Écrit et illustré par Frigyes Karinthy

Dès ma plus tendre enfance j'avais le sentiment que les limites des arts pris séparément sont trop étroites pour votre serviteur. Ma modeste personne avait le même talent pour tout, par conséquent il était impossible de cataloguer ma modeste personne dans une case quelconque et il était impossible de décider si ma personne insignifiante était plus considérable en tant que romancier ou en tant que poète, en tant que politique ou graphiste, ou en tant qu'humoriste. D'aucuns m'ont déjà dit que je suis pareillement grand sous tous les profils et qu'il est impossible de définir si je suis meilleur par-devant ou par-derrière.

Lorsque le Courrier du Lundi de Budapest m'a invité à leur écrire quelque chose, il n'a nullement précisé en laquelle de mes qualités il voulait me voir. En conséquence il m'a mis dans une situation de grande gêne : il me contraint à me présenter dans toute ma diversité.

 

Éditorial

 

L'exposé du ministre des affaires étrangères n'a ni le contenu ni la forme pour mettre la situation en lumière, en tout cas pas suffisamment pour apaiser les inquiétudes. Aussi longtemps que la Conférence de Londres n'a pas abouti à un résultat dans la question des Balkans, nous ne voyons clairement, nous ne pouvons affirmer avec fermeté qu'une seule chose digne d'un homme politique sérieux et prudent : la Russie est du côté de la monarchie.

 

Roman

 

Les montagnes frémissaient déjà dans une couleur violacée.

- Madame, dit Ottokar, Madame…

Il ne poursuivit pas. Leurs lèvres se soudèrent…

- Mais je ne peux être vôtre… - balbutia-t-elle.

- Si vous ne pouvez pas être mienne, dit sombrement Ottokar, je meurs.

Cela se passait le 26 octobre 1847. Et le malheureux garçon tint parole. Nous venons d'apprendre qu'il est décédé ce matin.

 

Poème

 

"Place, place !" cria profondément bouillonnant

Une nuit de grande inspiration, le poète.

Il mourut, on lui avait crié "Vivat !", pourtant

Mais son souhait fut exaucé.

C'est son nom que la ville a donné

À l'avenue de la Brouette.

 

Croquis

 

(Deux hommes dans un café)

 

Premier homme : Et vous, Pranger, qu'en dites-vous ?

Deuxième homme : Rien. (Il récite dix excellents poèmes d'affilée.)

Premier homme : Ha, ha, ha. Splendide.

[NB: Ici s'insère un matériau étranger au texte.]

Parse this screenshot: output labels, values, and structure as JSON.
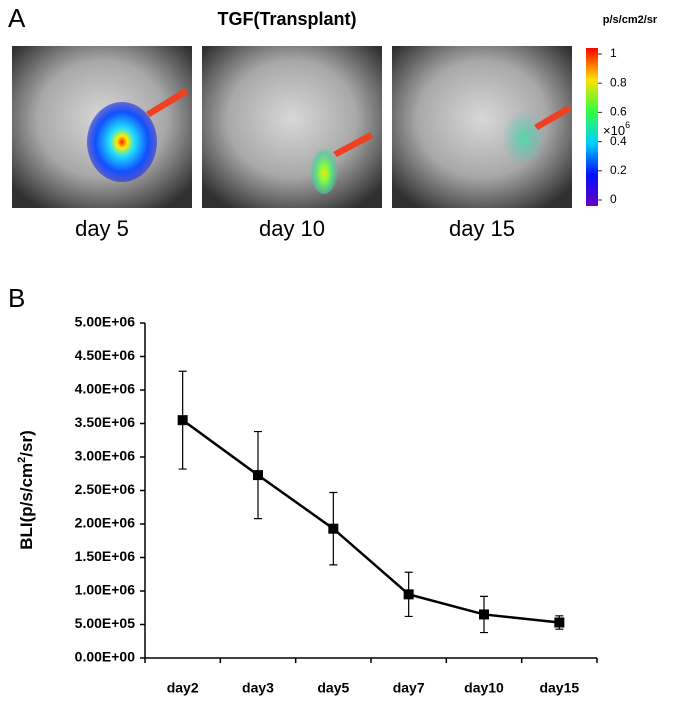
{
  "panel_a": {
    "label": "A",
    "title": "TGF(Transplant)",
    "captions": [
      "day 5",
      "day 10",
      "day 15"
    ],
    "colorbar": {
      "title": "p/s/cm2/sr",
      "lim": [
        0,
        1
      ],
      "ticks": [
        0,
        0.2,
        0.4,
        0.6,
        0.8,
        1
      ],
      "multiplier": "×10",
      "exponent": "6"
    }
  },
  "chart_data": {
    "type": "line",
    "label": "B",
    "y_label": [
      "BLI(p/s/cm",
      "2",
      "/sr)"
    ],
    "categories": [
      "day2",
      "day3",
      "day5",
      "day7",
      "day10",
      "day15"
    ],
    "values": [
      3550000,
      2730000,
      1930000,
      950000,
      650000,
      530000
    ],
    "errors": [
      730000,
      650000,
      540000,
      330000,
      270000,
      100000
    ],
    "color": "#000000",
    "marker": "square",
    "ylim": [
      0,
      5000000
    ],
    "yticks": [
      {
        "value": 0,
        "label": "0.00E+00"
      },
      {
        "value": 500000,
        "label": "5.00E+05"
      },
      {
        "value": 1000000,
        "label": "1.00E+06"
      },
      {
        "value": 1500000,
        "label": "1.50E+06"
      },
      {
        "value": 2000000,
        "label": "2.00E+06"
      },
      {
        "value": 2500000,
        "label": "2.50E+06"
      },
      {
        "value": 3000000,
        "label": "3.00E+06"
      },
      {
        "value": 3500000,
        "label": "3.50E+06"
      },
      {
        "value": 4000000,
        "label": "4.00E+06"
      },
      {
        "value": 4500000,
        "label": "4.50E+06"
      },
      {
        "value": 5000000,
        "label": "5.00E+06"
      }
    ]
  }
}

C'est seulement au prix du plus grand effort que je peux me retenir de rire.

 

Critique

 

Dans la poésie de Aladár Komlós[1] on trouve un certain caractère douloureux qui génère en nous tous une indubitable nostalgie. Il préfère le doux lyrisme, le ton épique plus profond, on le trouve chez lui de plus en plus fréquemment en arrière-plan.

 

Buda

Pesti Hétfői Hírlap[2], 23 décembre 1912.



[1] Aladár Komlós (1892-1980). Poète, écrivain.